Recently, I listened to a great podcast by Tara Brach, author of "Radical Acceptance." She quoted songwriter Butch Hancock who said he learned two things growing up: "One is that God loves you, and you're going to burn in hell; and the other is that sex is the most awful, filthy thing on Earth, and you should save it for someone you love."

In our youth, we are taught to take any sexual desires, lock them in a box, and throw away the least until we are married. But many people can't just flip a switch and undo all these messages you've learned throughout your formative years the moment you get married. By then, we have already become disconnected from our bodies. We already associate sex with guilt and shame.

In my practice, I hear sentiments like "Even though I don't believe in the church anymore, I still can't let go of the guilt and shame connected to things that used to be considered sins." And "I feel guilt even when I have sex with my own spouse. I can't undo the message that pleasure from sex is evil."

Differences in level of desire are common. It's hard to feel excitement and pleasure when you are feeling tense, embarrassed, and shameful.

If any of this sounds familiar, it's important to know that healing from purity culture is possible! Here are a few suggestions to work toward healing and growth:

1) Take some time to get to know your own body, how it works, and what feels good. Rebuild the relationship you have with your body.

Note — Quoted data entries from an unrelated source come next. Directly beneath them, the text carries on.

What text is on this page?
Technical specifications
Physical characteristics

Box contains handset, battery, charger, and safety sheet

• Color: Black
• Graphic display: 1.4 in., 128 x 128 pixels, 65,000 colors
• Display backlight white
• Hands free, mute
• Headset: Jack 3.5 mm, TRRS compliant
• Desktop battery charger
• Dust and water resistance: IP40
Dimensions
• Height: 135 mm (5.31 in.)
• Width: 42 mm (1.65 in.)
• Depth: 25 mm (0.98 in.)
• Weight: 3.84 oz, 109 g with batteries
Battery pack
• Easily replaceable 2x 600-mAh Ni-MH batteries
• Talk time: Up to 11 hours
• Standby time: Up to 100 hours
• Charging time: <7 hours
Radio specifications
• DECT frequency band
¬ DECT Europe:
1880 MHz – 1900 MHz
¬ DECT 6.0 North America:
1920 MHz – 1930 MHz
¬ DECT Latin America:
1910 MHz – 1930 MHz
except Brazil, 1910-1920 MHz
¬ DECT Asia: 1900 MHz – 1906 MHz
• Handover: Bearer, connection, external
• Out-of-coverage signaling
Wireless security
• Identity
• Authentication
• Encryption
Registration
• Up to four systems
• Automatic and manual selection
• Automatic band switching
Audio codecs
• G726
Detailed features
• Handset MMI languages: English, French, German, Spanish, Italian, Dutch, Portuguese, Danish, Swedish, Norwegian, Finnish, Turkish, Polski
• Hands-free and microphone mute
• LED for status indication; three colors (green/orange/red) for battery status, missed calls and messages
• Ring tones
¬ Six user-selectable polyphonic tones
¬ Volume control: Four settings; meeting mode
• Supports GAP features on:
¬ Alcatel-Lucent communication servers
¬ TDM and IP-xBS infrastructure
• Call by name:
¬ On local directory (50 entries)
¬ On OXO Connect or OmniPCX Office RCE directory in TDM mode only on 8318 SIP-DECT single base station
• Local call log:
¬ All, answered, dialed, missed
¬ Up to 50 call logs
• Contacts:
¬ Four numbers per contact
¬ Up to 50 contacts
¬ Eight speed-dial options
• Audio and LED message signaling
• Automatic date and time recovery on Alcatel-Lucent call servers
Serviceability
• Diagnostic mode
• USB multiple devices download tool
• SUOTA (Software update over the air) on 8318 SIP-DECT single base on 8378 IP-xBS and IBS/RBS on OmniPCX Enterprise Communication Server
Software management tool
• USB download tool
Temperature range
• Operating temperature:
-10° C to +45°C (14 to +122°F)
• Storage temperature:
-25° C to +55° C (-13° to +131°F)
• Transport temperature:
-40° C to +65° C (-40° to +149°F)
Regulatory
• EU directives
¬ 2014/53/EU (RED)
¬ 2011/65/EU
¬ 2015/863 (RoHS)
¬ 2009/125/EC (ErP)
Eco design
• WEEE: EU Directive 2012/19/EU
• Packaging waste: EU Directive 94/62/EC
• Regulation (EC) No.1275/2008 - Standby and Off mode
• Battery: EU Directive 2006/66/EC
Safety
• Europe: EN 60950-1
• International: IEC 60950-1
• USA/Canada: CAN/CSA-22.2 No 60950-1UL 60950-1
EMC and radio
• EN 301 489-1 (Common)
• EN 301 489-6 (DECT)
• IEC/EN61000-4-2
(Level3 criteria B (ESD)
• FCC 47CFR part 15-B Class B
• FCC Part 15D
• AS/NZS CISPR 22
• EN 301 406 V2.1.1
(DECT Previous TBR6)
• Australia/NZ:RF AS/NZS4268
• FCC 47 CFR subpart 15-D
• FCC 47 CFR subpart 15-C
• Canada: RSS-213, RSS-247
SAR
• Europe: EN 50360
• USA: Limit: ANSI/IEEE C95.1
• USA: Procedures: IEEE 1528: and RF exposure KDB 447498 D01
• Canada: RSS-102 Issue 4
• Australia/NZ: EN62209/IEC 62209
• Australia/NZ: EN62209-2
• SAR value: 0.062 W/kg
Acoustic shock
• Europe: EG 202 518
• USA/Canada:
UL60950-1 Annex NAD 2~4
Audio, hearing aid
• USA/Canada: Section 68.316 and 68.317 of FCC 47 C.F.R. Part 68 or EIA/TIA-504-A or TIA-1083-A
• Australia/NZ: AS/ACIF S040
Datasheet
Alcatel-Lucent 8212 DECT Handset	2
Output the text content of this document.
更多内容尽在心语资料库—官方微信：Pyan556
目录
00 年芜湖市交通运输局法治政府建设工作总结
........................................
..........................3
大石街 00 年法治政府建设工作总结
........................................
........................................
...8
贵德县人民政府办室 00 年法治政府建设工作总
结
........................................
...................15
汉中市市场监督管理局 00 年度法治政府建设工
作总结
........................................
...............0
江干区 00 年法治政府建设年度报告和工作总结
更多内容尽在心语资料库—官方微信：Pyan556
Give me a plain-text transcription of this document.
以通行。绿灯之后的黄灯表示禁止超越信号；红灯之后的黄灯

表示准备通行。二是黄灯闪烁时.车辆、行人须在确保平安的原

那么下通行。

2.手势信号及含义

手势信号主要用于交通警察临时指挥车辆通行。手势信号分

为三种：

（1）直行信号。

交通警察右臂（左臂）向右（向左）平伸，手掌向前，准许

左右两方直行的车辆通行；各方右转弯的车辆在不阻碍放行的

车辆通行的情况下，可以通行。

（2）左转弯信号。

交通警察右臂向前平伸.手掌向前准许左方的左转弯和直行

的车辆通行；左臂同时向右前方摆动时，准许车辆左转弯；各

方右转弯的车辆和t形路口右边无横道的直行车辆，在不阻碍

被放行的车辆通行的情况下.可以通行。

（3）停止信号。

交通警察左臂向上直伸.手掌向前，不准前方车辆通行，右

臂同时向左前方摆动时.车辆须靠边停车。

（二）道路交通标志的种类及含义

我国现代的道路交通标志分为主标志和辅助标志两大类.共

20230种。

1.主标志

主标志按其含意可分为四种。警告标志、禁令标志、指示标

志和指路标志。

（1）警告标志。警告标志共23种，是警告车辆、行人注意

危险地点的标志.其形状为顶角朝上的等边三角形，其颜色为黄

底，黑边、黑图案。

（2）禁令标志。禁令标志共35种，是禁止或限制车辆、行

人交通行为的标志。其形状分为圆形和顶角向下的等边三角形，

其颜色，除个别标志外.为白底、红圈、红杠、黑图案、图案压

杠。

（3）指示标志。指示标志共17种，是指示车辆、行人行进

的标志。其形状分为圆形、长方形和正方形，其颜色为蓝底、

2) Let down your walls, and have an open, vulnerable conversation with your spouse. Be patient, open, curious, and willing to invest the time. Let them know what feels good, and what you want. Talk about the messages you heard (or didn't hear) about sex when you were growing up.

3) Take deliberate steps that push outside your comfort zone and nudge you closer toward where you want to be.

4) Sex therapist Natasha Helfer has a lot of podcasts with great resources to work toward healing. You can find her website HERE.

5) I highly recommend checking out Emily Nagoski's book Come As You Are. It is exceptional.

6) A good therapist can help validate the feelings you are having, help you untangle harmful teachings about sexuality, and help work through trauma that may be preventing you from feeling safety and pleasure.

Finally, if anything you've read here resonates with you, know that you are not alone. Help is available. It is possible to heal from the negative impacts of purity culture.